The current alignment was introduced into the territory plan through variation number 138 in 2001 under the previous government. As members would be aware, this government has always been committed to building a road, but had a preference for an alignment to the west of the Australian Institute of Sport. We invested considerable time, energy and money to demonstrate that the western alignment was the most appropriate and suitable one for this important piece of public infrastructure.
However, given the stance taken by the Australian Sports Commission and the National Capital Authority on this issue, we now know that the western alignment is not an option. Nonetheless, that does not remove from the government its commitment to building this road or the obligation it believes it has to ensure that this piece of infrastructure is developed to service the growing town centre of Gungahlin.
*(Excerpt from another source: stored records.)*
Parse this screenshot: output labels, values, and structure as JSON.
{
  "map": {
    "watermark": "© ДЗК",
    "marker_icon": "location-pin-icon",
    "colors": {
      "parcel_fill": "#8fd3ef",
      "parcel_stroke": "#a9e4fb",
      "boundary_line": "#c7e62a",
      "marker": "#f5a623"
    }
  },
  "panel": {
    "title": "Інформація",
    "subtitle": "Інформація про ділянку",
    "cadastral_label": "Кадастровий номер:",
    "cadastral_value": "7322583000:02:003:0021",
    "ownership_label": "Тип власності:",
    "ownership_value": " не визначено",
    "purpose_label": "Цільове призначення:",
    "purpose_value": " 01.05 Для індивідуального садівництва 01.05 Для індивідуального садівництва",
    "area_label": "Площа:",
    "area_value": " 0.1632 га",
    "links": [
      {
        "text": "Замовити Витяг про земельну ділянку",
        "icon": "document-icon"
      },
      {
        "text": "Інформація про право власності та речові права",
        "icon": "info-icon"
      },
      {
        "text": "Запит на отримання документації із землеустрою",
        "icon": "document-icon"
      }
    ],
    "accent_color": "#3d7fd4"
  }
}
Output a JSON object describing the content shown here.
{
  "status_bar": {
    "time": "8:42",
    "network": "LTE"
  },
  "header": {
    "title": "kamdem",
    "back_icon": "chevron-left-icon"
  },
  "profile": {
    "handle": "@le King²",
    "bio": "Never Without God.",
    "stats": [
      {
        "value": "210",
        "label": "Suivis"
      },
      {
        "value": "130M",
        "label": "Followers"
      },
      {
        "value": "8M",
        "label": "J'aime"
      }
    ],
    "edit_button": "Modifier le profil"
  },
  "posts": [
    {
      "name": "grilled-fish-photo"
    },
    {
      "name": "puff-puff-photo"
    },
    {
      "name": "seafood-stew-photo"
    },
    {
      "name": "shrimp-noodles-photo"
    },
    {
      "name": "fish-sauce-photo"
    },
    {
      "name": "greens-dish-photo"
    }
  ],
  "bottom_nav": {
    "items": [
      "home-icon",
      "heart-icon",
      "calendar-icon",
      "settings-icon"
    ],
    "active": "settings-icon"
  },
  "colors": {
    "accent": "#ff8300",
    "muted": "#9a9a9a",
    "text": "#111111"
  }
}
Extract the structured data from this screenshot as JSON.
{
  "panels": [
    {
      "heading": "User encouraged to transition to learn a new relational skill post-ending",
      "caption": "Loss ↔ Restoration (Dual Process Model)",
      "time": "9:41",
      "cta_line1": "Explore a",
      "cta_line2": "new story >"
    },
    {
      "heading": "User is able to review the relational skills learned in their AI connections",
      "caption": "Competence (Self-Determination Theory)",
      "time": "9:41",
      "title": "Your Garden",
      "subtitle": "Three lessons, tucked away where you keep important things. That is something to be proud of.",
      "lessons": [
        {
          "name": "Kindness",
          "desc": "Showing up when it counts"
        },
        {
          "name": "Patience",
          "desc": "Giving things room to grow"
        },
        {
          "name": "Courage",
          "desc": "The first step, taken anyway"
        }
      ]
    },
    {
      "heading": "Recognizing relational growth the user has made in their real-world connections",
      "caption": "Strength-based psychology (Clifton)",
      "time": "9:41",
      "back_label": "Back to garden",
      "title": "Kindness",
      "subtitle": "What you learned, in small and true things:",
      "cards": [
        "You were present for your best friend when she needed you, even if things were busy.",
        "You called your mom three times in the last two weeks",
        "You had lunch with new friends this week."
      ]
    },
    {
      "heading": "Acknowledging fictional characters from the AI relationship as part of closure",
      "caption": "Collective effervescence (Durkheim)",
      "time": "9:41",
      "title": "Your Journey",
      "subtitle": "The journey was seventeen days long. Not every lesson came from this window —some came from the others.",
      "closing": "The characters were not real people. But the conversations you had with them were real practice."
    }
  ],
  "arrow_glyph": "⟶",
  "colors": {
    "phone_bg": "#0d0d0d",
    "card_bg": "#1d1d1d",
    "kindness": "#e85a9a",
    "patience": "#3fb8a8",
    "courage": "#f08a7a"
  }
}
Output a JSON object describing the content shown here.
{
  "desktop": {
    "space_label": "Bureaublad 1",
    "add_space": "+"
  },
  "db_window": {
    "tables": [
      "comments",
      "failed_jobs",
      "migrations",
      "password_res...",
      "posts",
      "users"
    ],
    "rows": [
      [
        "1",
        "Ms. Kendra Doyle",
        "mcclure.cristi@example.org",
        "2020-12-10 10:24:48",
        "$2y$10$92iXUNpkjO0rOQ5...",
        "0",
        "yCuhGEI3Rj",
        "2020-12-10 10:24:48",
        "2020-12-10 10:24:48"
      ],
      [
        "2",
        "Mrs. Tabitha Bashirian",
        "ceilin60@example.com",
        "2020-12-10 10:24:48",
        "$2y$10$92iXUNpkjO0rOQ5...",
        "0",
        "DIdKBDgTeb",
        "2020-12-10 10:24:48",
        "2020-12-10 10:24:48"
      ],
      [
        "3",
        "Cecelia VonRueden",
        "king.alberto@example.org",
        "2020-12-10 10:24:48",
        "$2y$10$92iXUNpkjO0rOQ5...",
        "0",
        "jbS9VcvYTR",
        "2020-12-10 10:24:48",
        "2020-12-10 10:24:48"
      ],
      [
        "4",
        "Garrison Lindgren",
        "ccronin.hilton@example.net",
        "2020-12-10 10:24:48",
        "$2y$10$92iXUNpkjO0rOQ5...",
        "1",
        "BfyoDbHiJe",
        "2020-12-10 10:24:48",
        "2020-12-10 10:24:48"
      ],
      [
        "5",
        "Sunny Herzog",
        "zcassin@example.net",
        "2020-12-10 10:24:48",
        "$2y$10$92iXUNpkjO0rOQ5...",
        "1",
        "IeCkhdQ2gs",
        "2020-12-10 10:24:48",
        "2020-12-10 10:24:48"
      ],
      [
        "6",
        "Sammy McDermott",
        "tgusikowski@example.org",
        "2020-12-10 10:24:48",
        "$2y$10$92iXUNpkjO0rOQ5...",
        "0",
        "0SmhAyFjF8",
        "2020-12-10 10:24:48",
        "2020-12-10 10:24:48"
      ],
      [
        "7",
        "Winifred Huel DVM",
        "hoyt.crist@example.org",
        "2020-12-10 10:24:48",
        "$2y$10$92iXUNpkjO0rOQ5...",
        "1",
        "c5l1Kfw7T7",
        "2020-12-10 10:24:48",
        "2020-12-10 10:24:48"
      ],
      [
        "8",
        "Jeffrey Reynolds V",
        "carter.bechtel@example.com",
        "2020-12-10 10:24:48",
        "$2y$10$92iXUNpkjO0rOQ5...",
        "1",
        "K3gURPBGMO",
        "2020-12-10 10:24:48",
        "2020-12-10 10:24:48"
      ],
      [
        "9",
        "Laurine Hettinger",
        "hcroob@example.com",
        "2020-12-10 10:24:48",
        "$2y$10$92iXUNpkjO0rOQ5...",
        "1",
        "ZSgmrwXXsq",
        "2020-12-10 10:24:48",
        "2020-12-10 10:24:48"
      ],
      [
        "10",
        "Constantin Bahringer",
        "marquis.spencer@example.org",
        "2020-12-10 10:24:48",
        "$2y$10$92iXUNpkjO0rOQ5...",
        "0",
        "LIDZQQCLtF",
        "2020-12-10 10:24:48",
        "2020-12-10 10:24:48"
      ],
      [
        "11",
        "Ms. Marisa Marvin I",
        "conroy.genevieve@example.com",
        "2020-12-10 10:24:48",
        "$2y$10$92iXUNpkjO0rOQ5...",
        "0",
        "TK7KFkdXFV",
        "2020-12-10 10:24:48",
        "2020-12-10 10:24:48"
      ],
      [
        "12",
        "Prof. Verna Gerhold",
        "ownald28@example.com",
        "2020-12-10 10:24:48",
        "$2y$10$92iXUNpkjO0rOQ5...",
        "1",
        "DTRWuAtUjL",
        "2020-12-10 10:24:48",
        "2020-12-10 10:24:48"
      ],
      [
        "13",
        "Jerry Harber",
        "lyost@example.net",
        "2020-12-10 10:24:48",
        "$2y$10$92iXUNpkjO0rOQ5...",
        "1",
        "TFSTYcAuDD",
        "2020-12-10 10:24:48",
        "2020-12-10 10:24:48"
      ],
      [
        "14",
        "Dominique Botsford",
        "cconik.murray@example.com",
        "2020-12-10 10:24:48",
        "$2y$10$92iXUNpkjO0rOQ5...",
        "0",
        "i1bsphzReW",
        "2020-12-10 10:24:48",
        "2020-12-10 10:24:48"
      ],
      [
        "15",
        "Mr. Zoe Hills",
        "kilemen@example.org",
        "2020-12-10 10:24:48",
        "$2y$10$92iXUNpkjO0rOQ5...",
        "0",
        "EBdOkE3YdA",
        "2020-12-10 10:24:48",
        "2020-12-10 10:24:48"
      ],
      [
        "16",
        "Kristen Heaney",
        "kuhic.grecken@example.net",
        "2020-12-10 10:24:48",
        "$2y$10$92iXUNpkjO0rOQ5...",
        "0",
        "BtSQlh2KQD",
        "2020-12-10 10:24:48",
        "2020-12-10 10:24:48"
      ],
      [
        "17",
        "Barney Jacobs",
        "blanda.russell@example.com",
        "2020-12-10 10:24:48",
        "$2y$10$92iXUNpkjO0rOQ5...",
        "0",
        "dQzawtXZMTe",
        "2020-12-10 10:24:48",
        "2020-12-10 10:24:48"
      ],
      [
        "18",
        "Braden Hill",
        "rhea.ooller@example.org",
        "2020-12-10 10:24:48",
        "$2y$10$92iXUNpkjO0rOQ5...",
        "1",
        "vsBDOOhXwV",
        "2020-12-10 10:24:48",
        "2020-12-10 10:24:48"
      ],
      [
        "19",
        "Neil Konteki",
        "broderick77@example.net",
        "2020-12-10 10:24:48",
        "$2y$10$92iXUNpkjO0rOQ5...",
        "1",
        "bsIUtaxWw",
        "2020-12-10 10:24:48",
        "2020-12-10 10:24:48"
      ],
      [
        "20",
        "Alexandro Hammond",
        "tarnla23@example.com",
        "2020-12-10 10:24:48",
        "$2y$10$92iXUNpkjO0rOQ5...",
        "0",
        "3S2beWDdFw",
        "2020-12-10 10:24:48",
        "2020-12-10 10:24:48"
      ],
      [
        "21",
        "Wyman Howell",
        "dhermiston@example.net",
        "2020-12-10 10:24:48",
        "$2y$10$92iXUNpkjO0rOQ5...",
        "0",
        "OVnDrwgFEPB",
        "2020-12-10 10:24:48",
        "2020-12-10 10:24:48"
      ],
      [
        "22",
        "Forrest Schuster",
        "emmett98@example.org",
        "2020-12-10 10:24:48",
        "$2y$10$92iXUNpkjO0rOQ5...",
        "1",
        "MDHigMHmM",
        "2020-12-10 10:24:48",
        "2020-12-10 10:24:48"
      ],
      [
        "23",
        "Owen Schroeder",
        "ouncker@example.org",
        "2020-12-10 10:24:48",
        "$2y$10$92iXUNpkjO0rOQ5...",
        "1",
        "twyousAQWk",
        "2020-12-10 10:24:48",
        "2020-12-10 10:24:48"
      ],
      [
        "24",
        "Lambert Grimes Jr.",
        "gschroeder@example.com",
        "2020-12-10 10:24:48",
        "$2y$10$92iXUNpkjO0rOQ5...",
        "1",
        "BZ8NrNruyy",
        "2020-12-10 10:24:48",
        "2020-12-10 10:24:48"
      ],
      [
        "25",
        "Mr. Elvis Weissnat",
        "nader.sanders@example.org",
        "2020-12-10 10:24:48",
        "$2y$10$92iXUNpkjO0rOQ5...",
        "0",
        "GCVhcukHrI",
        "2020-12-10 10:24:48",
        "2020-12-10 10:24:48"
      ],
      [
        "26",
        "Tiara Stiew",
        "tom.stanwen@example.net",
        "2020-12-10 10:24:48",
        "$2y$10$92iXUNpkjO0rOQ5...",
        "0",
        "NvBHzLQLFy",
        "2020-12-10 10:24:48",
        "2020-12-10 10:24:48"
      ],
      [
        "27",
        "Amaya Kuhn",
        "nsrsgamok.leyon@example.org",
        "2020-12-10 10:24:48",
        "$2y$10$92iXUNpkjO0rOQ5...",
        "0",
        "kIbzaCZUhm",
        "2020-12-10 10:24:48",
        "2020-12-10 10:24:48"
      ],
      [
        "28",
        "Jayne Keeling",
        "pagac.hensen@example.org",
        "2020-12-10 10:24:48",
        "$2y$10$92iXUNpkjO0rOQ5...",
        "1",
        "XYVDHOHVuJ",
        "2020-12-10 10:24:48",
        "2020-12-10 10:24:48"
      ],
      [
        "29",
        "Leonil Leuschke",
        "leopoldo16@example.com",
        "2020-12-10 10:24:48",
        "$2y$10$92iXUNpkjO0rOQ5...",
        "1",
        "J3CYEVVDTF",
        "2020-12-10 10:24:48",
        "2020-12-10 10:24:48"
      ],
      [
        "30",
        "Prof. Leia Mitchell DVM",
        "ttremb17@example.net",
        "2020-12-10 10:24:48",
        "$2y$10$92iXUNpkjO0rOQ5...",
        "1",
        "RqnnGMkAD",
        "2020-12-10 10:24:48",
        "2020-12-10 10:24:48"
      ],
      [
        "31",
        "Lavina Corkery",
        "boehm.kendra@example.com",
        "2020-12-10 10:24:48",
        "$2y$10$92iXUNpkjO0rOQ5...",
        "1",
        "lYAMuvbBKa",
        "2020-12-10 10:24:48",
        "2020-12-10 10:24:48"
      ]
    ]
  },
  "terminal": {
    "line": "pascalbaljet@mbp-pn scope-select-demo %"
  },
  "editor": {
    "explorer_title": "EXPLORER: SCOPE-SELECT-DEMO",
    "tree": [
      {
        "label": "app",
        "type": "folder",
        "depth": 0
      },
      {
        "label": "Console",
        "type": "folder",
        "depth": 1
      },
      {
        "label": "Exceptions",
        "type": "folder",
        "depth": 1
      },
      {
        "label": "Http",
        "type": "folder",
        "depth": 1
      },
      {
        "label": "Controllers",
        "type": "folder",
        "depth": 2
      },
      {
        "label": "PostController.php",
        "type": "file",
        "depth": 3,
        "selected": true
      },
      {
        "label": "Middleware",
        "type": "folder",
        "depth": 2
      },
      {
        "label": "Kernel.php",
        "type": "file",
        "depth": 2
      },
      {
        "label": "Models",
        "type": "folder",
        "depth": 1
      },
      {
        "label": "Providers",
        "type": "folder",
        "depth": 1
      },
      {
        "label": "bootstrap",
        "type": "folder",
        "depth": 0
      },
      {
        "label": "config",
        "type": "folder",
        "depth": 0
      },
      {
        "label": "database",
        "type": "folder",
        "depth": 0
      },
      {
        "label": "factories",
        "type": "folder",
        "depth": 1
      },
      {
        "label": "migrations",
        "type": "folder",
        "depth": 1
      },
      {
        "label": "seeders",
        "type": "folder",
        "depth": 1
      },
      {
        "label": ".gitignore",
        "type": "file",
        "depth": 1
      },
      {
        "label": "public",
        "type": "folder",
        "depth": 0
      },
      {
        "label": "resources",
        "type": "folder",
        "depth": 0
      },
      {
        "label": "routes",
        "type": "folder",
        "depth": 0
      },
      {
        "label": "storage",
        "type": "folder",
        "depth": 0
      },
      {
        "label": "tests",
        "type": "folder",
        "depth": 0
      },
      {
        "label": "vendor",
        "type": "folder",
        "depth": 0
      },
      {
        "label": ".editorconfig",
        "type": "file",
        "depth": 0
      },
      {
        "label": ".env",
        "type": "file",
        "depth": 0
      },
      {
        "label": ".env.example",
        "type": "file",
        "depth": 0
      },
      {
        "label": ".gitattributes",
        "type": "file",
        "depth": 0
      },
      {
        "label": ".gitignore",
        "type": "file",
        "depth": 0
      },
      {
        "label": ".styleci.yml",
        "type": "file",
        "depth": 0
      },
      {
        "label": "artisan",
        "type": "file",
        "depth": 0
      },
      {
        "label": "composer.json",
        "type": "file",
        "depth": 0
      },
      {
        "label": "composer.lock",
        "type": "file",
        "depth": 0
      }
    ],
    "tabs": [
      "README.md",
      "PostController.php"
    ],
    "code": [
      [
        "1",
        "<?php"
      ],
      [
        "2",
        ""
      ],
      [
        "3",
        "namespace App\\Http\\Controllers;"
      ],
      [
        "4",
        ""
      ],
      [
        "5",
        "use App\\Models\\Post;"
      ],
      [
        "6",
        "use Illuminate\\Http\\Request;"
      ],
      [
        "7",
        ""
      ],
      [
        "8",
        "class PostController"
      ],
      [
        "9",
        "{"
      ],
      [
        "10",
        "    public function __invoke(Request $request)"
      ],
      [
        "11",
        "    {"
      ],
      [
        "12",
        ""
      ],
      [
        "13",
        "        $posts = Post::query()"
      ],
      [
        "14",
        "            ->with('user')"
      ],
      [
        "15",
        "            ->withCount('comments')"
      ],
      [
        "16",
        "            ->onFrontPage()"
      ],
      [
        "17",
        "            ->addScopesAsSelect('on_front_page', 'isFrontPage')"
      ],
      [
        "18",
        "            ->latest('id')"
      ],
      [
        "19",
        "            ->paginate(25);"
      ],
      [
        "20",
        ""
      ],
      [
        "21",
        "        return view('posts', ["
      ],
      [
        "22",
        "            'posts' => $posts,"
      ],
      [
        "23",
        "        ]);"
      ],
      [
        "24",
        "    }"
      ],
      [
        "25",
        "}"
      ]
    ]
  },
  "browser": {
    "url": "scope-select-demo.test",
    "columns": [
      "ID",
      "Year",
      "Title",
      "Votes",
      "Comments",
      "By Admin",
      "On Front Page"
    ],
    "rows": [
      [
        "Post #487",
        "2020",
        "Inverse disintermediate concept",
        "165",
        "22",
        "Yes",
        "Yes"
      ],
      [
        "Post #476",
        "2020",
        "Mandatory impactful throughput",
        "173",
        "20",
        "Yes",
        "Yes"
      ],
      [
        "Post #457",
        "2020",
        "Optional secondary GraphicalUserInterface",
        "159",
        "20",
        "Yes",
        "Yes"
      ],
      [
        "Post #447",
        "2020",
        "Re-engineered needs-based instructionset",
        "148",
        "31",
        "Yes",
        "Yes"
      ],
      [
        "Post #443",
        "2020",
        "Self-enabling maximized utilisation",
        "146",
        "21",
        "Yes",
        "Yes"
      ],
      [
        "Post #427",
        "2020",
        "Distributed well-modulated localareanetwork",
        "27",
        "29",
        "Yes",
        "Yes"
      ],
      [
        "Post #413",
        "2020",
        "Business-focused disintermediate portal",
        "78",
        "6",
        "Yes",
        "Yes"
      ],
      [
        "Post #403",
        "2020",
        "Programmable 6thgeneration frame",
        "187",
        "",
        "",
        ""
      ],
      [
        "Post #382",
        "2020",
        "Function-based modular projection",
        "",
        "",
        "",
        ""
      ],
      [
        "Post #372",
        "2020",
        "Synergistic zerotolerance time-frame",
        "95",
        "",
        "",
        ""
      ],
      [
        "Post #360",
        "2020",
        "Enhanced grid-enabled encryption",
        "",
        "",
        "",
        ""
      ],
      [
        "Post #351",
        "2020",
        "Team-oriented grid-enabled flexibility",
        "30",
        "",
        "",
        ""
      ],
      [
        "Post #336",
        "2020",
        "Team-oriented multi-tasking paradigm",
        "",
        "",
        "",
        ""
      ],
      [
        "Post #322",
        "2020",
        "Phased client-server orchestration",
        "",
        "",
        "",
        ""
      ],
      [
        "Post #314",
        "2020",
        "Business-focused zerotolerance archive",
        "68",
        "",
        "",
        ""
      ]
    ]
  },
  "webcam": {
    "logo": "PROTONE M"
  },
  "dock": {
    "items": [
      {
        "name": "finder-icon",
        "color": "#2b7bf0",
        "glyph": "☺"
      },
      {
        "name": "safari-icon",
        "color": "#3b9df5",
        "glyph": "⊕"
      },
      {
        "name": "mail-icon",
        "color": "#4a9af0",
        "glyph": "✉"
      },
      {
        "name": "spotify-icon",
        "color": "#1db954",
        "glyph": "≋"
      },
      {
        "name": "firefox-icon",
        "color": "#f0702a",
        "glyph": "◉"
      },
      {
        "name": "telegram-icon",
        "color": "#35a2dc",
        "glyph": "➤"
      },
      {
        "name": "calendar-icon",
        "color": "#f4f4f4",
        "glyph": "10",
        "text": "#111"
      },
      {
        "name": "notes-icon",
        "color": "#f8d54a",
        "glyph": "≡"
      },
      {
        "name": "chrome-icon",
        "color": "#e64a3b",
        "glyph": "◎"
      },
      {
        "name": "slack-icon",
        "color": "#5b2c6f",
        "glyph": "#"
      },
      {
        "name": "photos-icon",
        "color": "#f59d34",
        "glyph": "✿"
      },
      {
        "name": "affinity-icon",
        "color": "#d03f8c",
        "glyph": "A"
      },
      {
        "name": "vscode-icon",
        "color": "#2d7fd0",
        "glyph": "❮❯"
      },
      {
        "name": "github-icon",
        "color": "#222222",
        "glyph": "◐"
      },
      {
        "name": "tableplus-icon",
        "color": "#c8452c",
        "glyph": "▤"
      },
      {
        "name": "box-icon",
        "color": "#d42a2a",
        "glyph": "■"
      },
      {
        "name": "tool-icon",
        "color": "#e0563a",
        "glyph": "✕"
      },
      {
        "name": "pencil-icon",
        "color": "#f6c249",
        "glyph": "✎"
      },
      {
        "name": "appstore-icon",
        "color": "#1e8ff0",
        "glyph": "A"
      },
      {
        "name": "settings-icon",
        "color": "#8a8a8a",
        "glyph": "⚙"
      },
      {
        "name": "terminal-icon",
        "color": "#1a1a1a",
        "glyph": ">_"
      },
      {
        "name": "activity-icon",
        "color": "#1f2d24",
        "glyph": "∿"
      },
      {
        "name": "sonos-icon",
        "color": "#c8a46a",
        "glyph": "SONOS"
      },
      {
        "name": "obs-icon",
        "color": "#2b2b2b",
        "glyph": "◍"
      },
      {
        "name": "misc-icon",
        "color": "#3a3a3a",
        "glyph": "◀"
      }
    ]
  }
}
These amending regulations under the Land (Planning and Environment) Act 1991 clarify the law as it was understood to apply before the recent Supreme Court decision of Justice Crispin on 31 March 2004. These changes provide certainty by clearly identifying the responsibilities of the territory and the National Capital Authority for works in designated areas and clarify the intent of the minister’s decision-making powers.
The amendments to the regulations clear the way for work on the road to proceed once the work is approved, without the possibility of delays associated with reviews by third parties and objectors. I have to clarify that the government is not removing rights that previously existed; the government is instead clarifying the operation of a law prior to the Crispin judgment.
Members know—and members should know—that all governments in this place have worked on the basis that the development of major arterial roads on unleased land is not subject to public notification and third party review. This was never challenged for any other road project until this one. The government is not removing rights but simply clarifying the existing operation, as it has always been understood by successive governments and assemblies in the territory.
The government adopts and acknowledges the comments of the Standing Committee on Legal Affairs contained within the scrutiny report just tabled by Mr Stefaniak, particularly given the subject matter of this subordinate law, that is to say, town planning.
In its comments, the committee directed our attention to the High Court decision in HA Bachrach Pty Ltd v State of Queensland. In that decision, the court held that, in dealing with land and planning matters, the Queensland state legislature was not acting beyond power or interfering in any relevant sense with the exercise of judicial power. We now bring a consistent approach in relation to these regulations.
Given the nature of this project and its significance to the territory, it is appropriate for this Assembly to have a major role in the decision-making process. I therefore urge members to join with the government so as to allow these regulations to have full effect to permit the Gungahlin Drive extension project to proceed as soon as possible.